/tera-data

Primary LanguagePython

tera-data

This repository is intended to house packet and system message information for TERA. It is intended to be platform agnostic, with details on the file formats explained below.

The currently known open source parsers are:

Mappings

The map directory contains files which map unique identifiers (names) to their numeric values.

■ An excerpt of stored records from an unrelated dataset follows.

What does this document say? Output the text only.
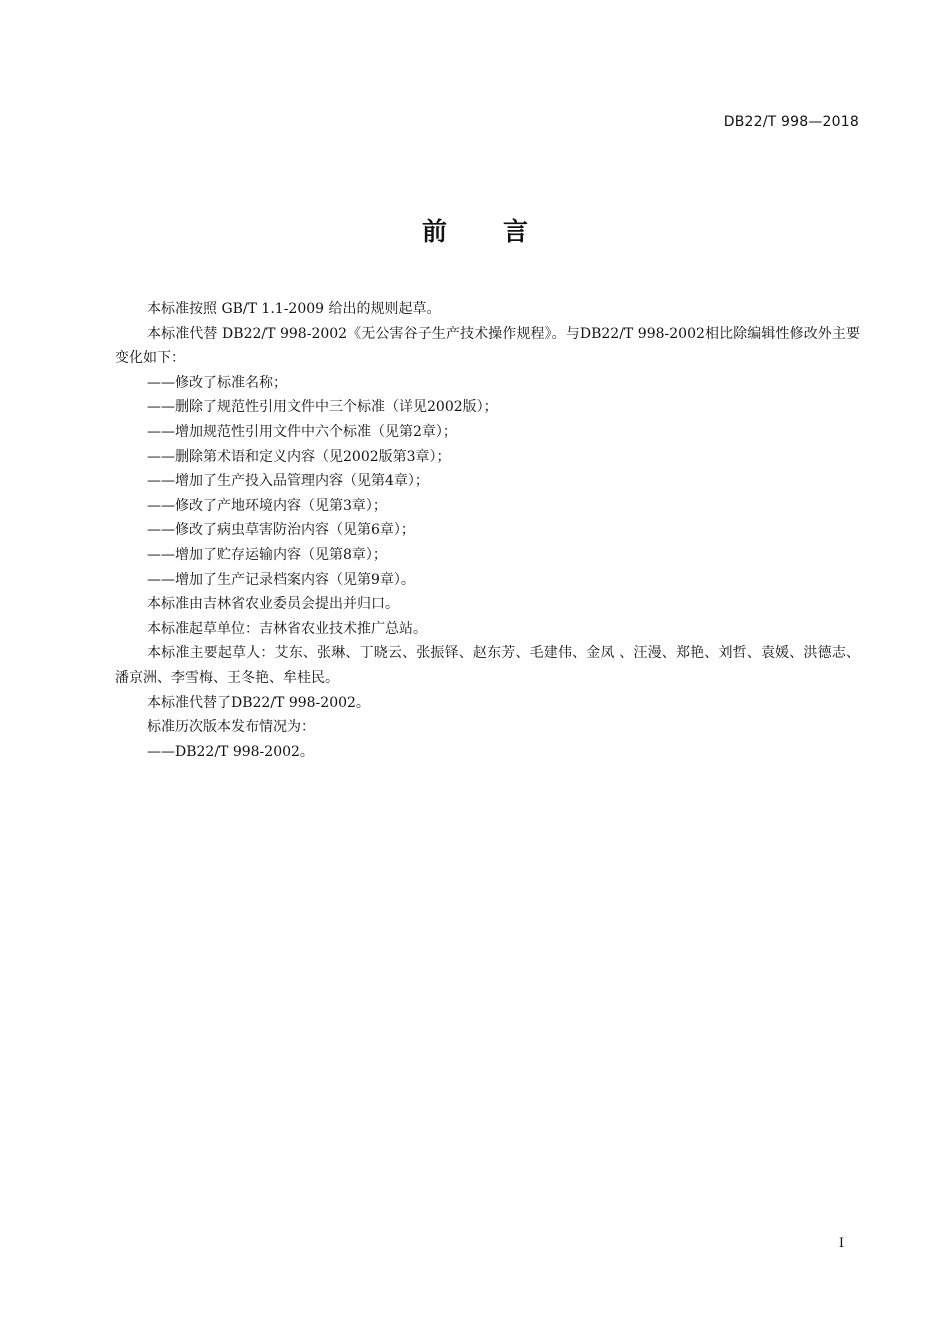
DB22/T 998—2018
前 言

本标准按照 GB/T 1.1-2009 给出的规则起草。

本标准代替 DB22/T 998-2002《无公害谷子生产技术操作规程》。与DB22/T 998-2002相比除编辑性修改外主要变化如下：

——修改了标准名称；

——删除了规范性引用文件中三个标准（详见2002版）；

——增加规范性引用文件中六个标准（见第2章）；

——删除第术语和定义内容（见2002版第3章）；

——增加了生产投入品管理内容（见第4章）；

——修改了产地环境内容（见第3章）；

——修改了病虫草害防治内容（见第6章）；

——增加了贮存运输内容（见第8章）；

——增加了生产记录档案内容（见第9章）。

本标准由吉林省农业委员会提出并归口。

本标准起草单位：吉林省农业技术推广总站。

本标准主要起草人：艾东、张琳、丁晓云、张振铎、赵东芳、毛建伟、金凤 、汪漫、郑艳、刘哲、袁媛、洪德志、潘京洲、李雪梅、王冬艳、牟桂民。

本标准代替了DB22/T 998-2002。

标准历次版本发布情况为：

——DB22/T 998-2002。

I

Currently, this includes:

  • protocol.map, which links opcodes to "packet" names
  • sysmsg.map, which links system message IDs to readable names

These generally come from the client binary and should not be built or modified by hand unless you know what you're doing.

Methods and instructions on dumping opcodes and sysmsgs can be found from:

Protocol

TERA's network data follows a custom protocol. It is convenient to describe the order and meaning of each element in a "packet", which is done through a .def file under the protocol directory, and named after the opcode it belongs to.

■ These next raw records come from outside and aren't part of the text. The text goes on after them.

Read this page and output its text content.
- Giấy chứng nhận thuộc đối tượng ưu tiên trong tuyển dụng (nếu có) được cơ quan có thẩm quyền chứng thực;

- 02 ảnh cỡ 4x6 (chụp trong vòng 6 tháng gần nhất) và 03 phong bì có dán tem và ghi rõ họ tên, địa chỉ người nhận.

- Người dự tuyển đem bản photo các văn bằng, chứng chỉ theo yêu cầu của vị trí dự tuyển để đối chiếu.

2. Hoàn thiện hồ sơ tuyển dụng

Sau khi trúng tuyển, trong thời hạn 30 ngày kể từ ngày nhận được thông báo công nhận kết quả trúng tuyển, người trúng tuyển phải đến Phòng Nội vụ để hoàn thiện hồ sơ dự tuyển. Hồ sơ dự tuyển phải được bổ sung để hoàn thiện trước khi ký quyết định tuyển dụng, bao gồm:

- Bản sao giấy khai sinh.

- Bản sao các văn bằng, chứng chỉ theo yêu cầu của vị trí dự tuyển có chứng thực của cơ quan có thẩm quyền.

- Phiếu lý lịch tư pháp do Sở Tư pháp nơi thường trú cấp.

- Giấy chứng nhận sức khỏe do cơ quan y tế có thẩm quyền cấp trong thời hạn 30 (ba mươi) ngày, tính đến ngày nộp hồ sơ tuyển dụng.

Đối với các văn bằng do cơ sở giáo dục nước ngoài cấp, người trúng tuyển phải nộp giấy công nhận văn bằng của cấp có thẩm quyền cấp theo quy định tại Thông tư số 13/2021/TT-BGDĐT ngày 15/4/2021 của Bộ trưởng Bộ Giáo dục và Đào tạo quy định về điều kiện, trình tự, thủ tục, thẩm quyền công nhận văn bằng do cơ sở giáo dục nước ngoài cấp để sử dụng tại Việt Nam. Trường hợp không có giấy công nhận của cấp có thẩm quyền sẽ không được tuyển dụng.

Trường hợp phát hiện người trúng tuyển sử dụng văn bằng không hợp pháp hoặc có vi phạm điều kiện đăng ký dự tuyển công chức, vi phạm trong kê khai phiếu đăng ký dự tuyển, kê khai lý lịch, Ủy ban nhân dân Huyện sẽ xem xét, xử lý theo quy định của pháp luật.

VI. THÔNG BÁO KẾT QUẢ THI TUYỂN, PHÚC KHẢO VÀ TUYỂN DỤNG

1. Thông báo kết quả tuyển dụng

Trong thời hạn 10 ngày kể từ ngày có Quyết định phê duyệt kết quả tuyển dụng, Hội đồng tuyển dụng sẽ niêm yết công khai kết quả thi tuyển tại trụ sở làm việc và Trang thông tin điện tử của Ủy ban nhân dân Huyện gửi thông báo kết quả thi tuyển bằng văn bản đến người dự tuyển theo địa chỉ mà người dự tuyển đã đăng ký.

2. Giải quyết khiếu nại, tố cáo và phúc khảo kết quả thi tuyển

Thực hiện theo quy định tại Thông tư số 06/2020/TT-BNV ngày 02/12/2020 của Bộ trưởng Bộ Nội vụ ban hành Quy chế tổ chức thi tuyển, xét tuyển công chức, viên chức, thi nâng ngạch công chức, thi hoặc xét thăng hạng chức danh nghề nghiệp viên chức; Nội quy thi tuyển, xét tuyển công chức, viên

Each line in the .def must consist of the following, in order:

  • An optional series of - for array and object definitions. These may be separated by spaces. To nest arrays or objects, just add another - to the front.
  • A field type. Valid types listed below.
  • At least one space.
  • The name of the field.

A # and anything after it on the line are treated as comments and will be ignored when parsing.

The formal grammar for this syntax is in the appendix at the end of this document.

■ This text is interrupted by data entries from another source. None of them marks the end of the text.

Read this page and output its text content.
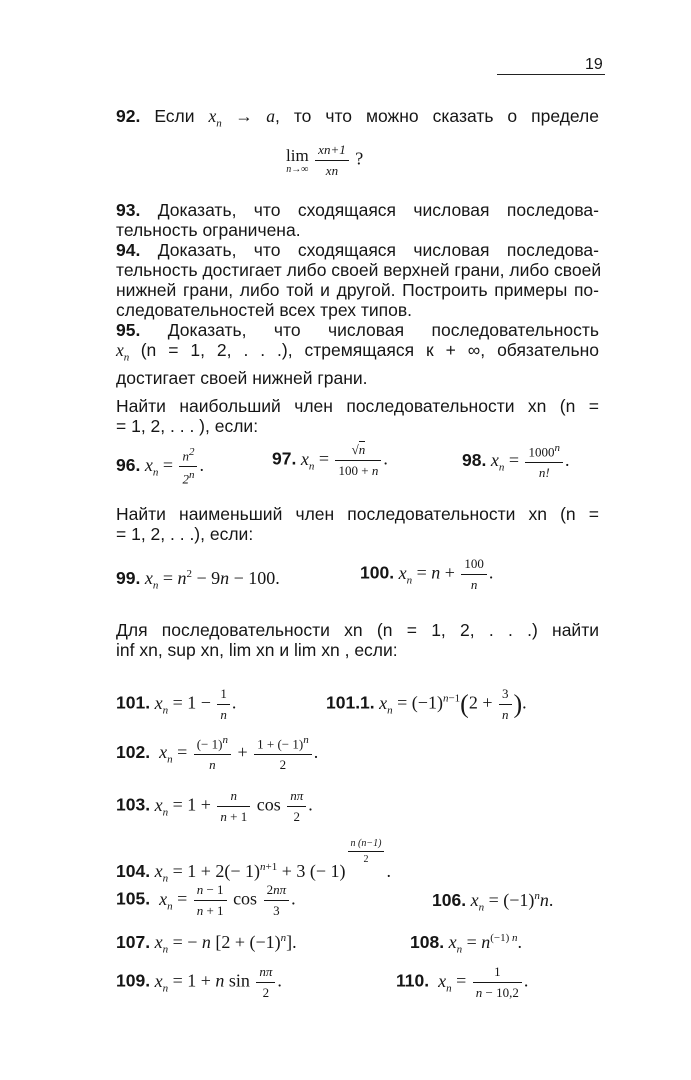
19
92. Если $x_n \to a$, то что можно сказать о пределе
lim
n→∞
$\frac{xn+1}{xn}$ ?
93. Доказать, что сходящаяся числовая последова-
тельность ограничена.
94. Доказать, что сходящаяся числовая последова-
тельность достигает либо своей верхней грани, либо своей
нижней грани, либо той и другой. Построить примеры по-
следовательностей всех трех типов.
95. Доказать, что числовая последовательность
$x_n$ (n = 1, 2, . . .), стремящаяся к + ∞, обязательно
достигает своей нижней грани.
Найти наибольший член последовательности xn (n =
= 1, 2, . . . ), если:
96. $x_n = \frac{n^2}{2^n}$ .	97. $x_n = \frac{√n}{100 + n}$ .	98. $x_n = \frac{1000^n}{n!}$ .
Найти наименьший член последовательности xn (n =
= 1, 2, . . .), если:
99. $x_n = n^2 - 9n - 100$.	100. $x_n = n + \frac{100}{n}$ .
Для последовательности xn (n = 1, 2, . . .) найти
inf xn, sup xn, lim xn и lim xn , если:
101. $x_n = 1 - \frac{1}{n}$ .	101.1. $x_n = (-1)^{n-1}(2 + \frac{3}{n}$ ).
102. $x_n = \frac{(- 1)^n}{n} + \frac{1 + (- 1)^n}{2}$ .
103. $x_n = 1 + \frac{n}{n + 1}$ $\cos \frac{n\pi}{2}$ .
104. $x_n = 1 + 2(- 1)^{n+1} + 3$ (− 1)
$^{\frac{n (n-1)}{2}}$
.
105. $x_n = \frac{n - 1}{n + 1}$ $\cos \frac{2n\pi}{3}$ .	106. $x_n = (-1)^nn$.
107. $x_n$ = − n $[2 + (-1)^n]$.	108. $x_n = n^{(-1) n}$.
109. $x_n = 1 + n$ $\sin \frac{n\pi}{2}$ .	110. $x_n = \frac{1}{n - 10,2}$ .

The following simple field types are supported:

  • bool: A single byte that equals true for any non-zero value (and optionally warns for any value above 1).
  • byte
  • float: A four-byte floating-point number.
  • double
  • int16
  • int32
  • int64
  • uint16
  • uint32
  • uint64

The following complex field types are supported:

  • vec3 - 3D vector used for location. See tera-vec3.
  • vec3fa - Rotation Vec3 used for accessory transforms.
  • skillid - An abstract representation of packed skill IDs. Contains the following properties and methods:
    • npc (Boolean) Indicates an NPC skill
    • type (Number) 1 = Action, 2 = Reaction (CC, pull, etc.)
    • huntingZoneId (Number) secondary key for type 1 NPC skills
    • id (Number) Skill ID
    • reserved (Number) Reserved bits, typically unused
    • equals(skillId)
    • clone()
    • toString()

There is one type that is not directly represented by the raw data and instead serves organizational purposes:

  • object: Any fields under this one should be collected into some sort of encapsulating object. For instance, location, angle, and character id for a targeted enemy can be under an object called "target".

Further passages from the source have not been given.